The SIGTARP also reports that one fund manager, AllianceBernstein, has created a firewall on its own initiative, despite Treasury’s claim that the creation of such firewalls is “simply not practical.”
We applaud the SIGTARP for keeping the pressure on Treasury to provide greater oversight of the PPIP, and we anxiously await the results of the SIGTARP’s investigation into these suspicious trades.
The SIGTARP’s latest report also examines the overall effectiveness of the TARP, which is now well into its second year of operations.
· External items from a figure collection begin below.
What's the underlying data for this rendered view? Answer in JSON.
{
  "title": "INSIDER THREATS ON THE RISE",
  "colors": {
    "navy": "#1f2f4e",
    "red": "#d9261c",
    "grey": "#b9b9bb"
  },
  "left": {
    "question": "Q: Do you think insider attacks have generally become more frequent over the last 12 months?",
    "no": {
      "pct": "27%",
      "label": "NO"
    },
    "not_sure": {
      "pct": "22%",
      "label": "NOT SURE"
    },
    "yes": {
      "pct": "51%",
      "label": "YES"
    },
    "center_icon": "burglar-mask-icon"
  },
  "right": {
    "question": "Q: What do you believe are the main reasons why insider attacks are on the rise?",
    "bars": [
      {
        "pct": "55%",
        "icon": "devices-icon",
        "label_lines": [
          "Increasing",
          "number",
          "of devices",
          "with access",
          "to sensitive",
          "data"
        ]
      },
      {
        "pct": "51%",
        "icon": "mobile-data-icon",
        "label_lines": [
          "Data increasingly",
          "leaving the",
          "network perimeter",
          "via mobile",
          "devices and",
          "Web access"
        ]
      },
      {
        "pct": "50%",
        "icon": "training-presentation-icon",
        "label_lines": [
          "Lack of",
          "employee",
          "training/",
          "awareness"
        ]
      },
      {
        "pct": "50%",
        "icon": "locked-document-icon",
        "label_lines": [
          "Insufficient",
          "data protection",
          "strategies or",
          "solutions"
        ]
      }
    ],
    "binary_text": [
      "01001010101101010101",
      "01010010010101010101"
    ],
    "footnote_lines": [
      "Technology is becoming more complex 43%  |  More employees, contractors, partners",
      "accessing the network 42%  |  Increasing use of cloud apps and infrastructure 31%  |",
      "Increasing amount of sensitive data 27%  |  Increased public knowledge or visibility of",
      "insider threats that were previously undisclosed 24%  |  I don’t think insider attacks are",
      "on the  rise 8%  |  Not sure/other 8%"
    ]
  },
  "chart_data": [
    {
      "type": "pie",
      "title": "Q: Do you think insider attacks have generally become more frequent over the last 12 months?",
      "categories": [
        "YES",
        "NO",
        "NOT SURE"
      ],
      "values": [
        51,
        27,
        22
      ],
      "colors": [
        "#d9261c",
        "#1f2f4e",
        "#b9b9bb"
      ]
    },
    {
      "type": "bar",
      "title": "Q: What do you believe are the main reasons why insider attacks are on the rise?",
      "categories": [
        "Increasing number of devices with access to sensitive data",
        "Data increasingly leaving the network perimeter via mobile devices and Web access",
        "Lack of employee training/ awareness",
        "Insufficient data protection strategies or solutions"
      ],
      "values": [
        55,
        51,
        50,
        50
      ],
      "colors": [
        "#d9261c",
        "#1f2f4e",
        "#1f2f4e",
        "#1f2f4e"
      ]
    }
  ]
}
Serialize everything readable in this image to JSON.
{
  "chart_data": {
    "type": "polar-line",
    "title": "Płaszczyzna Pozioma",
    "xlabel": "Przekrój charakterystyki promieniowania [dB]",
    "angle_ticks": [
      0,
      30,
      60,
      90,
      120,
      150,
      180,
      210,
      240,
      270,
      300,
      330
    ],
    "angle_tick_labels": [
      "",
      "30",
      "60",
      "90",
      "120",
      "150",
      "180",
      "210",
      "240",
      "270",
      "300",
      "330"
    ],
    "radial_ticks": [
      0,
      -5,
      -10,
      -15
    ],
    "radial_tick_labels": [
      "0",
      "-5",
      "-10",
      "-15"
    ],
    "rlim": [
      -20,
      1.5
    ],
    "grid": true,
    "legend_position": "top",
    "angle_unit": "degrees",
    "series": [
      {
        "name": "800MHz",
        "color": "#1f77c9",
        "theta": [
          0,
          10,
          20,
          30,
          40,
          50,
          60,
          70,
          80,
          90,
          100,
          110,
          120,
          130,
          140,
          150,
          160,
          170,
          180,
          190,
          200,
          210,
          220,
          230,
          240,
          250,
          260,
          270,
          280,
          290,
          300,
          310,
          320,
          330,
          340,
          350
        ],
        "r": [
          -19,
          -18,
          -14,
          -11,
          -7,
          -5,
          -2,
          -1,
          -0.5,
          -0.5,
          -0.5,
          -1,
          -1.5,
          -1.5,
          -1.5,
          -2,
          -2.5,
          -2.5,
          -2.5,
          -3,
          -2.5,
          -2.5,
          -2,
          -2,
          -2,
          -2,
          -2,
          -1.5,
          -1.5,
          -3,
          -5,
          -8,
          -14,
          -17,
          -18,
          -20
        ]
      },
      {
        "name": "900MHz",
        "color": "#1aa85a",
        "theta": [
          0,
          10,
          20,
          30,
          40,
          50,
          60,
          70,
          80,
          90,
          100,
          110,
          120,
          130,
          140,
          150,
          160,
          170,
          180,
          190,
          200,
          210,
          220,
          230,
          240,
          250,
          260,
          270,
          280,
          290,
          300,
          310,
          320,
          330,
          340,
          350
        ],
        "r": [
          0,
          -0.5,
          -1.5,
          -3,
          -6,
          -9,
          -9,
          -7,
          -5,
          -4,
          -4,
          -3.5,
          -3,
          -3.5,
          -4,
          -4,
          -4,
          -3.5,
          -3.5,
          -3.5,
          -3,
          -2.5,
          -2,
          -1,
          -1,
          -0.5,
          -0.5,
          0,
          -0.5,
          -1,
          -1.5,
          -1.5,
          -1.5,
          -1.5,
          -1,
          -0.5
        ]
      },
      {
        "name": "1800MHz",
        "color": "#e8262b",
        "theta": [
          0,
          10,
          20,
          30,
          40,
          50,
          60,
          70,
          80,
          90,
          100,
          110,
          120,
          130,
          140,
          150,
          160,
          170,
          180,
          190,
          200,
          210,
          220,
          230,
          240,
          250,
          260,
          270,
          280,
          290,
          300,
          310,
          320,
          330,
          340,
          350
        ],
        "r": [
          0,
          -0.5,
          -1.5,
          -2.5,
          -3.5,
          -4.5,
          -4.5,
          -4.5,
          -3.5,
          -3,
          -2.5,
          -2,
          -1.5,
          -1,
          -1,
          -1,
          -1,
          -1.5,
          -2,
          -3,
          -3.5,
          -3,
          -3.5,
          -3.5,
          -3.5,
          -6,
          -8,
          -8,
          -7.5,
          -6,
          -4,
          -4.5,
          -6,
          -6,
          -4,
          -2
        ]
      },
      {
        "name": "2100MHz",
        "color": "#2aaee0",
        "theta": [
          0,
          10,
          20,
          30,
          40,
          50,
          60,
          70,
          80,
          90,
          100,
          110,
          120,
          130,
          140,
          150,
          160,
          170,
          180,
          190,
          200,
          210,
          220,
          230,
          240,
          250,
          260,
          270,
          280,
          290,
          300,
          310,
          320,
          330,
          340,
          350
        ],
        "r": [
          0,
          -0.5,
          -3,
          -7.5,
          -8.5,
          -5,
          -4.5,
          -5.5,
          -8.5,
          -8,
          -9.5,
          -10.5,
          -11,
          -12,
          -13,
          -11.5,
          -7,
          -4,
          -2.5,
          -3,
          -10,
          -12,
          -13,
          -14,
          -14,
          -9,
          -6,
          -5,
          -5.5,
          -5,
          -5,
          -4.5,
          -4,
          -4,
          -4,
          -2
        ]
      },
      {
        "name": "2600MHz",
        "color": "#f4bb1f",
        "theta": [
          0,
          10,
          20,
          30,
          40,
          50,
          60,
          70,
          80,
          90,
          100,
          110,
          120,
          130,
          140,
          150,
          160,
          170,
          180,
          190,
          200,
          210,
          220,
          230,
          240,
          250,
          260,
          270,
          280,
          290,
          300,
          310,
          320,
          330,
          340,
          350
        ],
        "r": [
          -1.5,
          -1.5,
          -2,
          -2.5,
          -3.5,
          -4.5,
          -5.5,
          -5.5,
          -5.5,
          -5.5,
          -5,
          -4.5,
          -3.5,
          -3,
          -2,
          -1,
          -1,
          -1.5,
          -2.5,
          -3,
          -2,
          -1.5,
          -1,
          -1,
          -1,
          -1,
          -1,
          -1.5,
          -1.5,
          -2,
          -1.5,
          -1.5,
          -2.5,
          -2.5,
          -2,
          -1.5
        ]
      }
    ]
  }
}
Although there have been some encouraging signs of progress—such as the fact that many banks have raised enough capital to repay their TARP investments—the SIGTARP reports that many of the TARP’s goals, such as increasing bank lending, reducing foreclosures, and aiding small businesses, have not been met. The SIGTARP also points to a host of fundamental problems in the financial system that have not been addressed, such as the increase in size of many “too big to fail” firms, the creation of moral hazard thanks to the government’s bailout programs, an executive compensation system that encourages excessive risk-taking, and the risk of re-inflating the housing bubble.
Unless the government takes decisive action to address these underlying problems, the SIGTARP reports that we could soon be headed for another meltdown: “Stated another way, even if TARP saved our financial system from driving off a cliff back in 2008, absent meaningful reform, we are still driving on the same winding mountain road, but this time in a faster car.”